Visits to my Nana’s house were always an adventure. After lunch, the adults spent their time “porch sitting.” Their stories of the good old days riveted us for a while. But eventually the stolid heat and humidity of Georgia summer and the quiet of spent storytelling drove the children indoors in search of more lively entertainment. Nana’s house was always dark and mysterious. Filled with curios from bygone ages and places. There was always something to explore. As an older home, with no AC, her windows were always open. And during the summer time, the old wood and linoleum floors were gritty to our bare feet. When I think of summer in Georgia I think of that humid, grittiness. A kind of pervasive, latent oppression Southerners learn to live with.
Any good Southern author knows that conveying this grittiness is a mark of regional authenticity. The short stories of Faulkner are a good example.
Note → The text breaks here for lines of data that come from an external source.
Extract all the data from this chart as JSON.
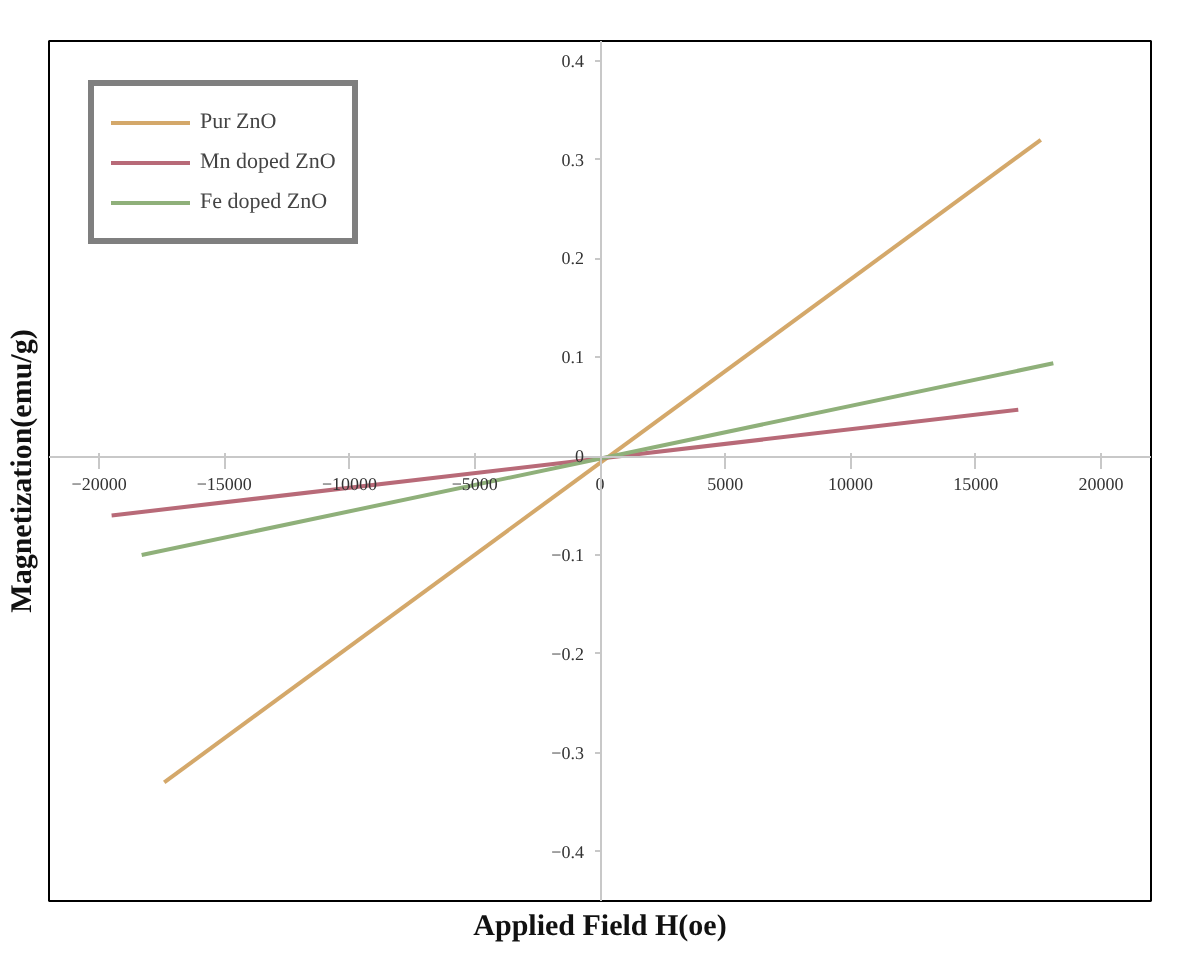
{
  "chart_data": {
    "type": "line",
    "xlabel": "Applied Field H(oe)",
    "ylabel": "Magnetization(emu/g)",
    "xlim": [
      -22000,
      22000
    ],
    "ylim": [
      -0.45,
      0.42
    ],
    "xticks": [
      -20000,
      -15000,
      -10000,
      -5000,
      0,
      5000,
      10000,
      15000,
      20000
    ],
    "yticks": [
      -0.4,
      -0.3,
      -0.2,
      -0.1,
      0,
      0.1,
      0.2,
      0.3,
      0.4
    ],
    "legend": "top left",
    "grid": false,
    "marker": "none",
    "line_style": "solid",
    "series": [
      {
        "name": "Pur ZnO",
        "color": "#d4a86a",
        "x": [
          -17400,
          17600
        ],
        "values": [
          -0.33,
          0.32
        ]
      },
      {
        "name": "Mn doped ZnO",
        "color": "#b86a78",
        "x": [
          -19500,
          16700
        ],
        "values": [
          -0.06,
          0.047
        ]
      },
      {
        "name": "Fe doped ZnO",
        "color": "#8fb07a",
        "x": [
          -18300,
          18100
        ],
        "values": [
          -0.1,
          0.094
        ]
      }
    ]
  }
}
They always evoke for me a feeling of grittiness. But perhaps nothing I have read has made me feel more gritty, than the Russian novel, Crime and Punishment.
Crime and Punishment unfolds the mental anguish and moral dilemmas of Rodion Raskolnikov, an impoverished ex-student in St. Petersburg who murders an unscrupulous old pawnbroker for her money. Before the killing, Raskolnikov believes the money will liberate him from poverty and change his life for the better. Afterwards, however, he finds himself consumed with paranoia and self-loathing. All his justifications unravel as he struggles with guilt and horror and confronts the consequences of his crime. Dostoevsky’s work is a brutal character study in “urge to confess” and of the overwhelming power of guilt.
“The urge to confess” is a common theme in crime stories. Guilt is powerful, controlling, and irrepressible. We can rationalize it, conceal it, run from it, and attempt to mitigate it, but we cannot escape it. Guilt clings with the tenacity of an ant and is a “thorn in the flesh” that no self-help strategy can eradicate. As wise mentor once told me, “when people express guilt, don’t tell them they should not feel that way or that they are not guilty, but instruct them to confess.” The old saying, “confession is good for the soul” is very true. Solomon wisely instructed his sons, and successors, and us.
Whoever conceals his transgressions will not prosper,
Proverbs 28:13-14
but he who confesses and forsakes them will obtain mercy.
Blessed is the one who fears the Lord always,
but whoever hardens his heart will fall into calamity.
While confession is never easy, nor comfortable, the comfort it brings is powerful. Confession is the only way to deal with our guilt – because it depends upon another, alone, who has the power to release us through forgiveness. The ancient word for forgiveness, has at its root, to untie, or release. Like the Gordian knot, only confession, repentance, and forgiveness can untie the knots that sin and guilt tie in our lives. This is why confession is an essential part of worship.
Just as the Psalms form the “anatomy of all parts of the soul,” instructing us in the liturgy of prayer and worship, corporate worship sets before us the pattern of life with God and with others. Central to that pattern is the act of corporate confession and assurance of pardon. In confession we “agree with” God about the truth of our condition, unmasked as men of unclean lips, hands, and hearts among a people of unclean lips, hands, and hearts before a Holy God.
Every person in Scripture who came face to face with God through prophetic vision or theophany, was terrified. When Moses asked to see God’s glory, he was hidden in the cleft of the rock and only allowed to see God’s back. When Job demanded an audience with God, God confronted him out of a EF5 tornado. To enter God’s presence as a sinner is to invite death and terror. Unless, there is one who can cover us and mediate for us.
Job’s fear was that “there is no arbiter between [God and I], who might lay his hand on us both. Let him take his rod away from me, and let not dread of him terrify me.” But the good news is that we do have a mediator in Christ. One who can lay his hand upon us both. One who has stood in the gap. One who has become sin for us that we might be accounted righteous in Him.
For we do not have a high priest who is unable to sympathize with our weaknesses, but one who in every respect has been tempted as we are, yet without sin. Let us then with confidence draw near to the throne of grace, that we may receive mercy and find grace to help in time of need.
Hebrews 4:15-16
It is God’s kindness in Christ that invites us to confess and find forgiveness and release from the Gordian knot of guilt. Have you learned to confess? Is confession a regular feature of your prayer life? Or have you tried to find every other way to rid your self of that one dark blot, that no soap or good works can wash away?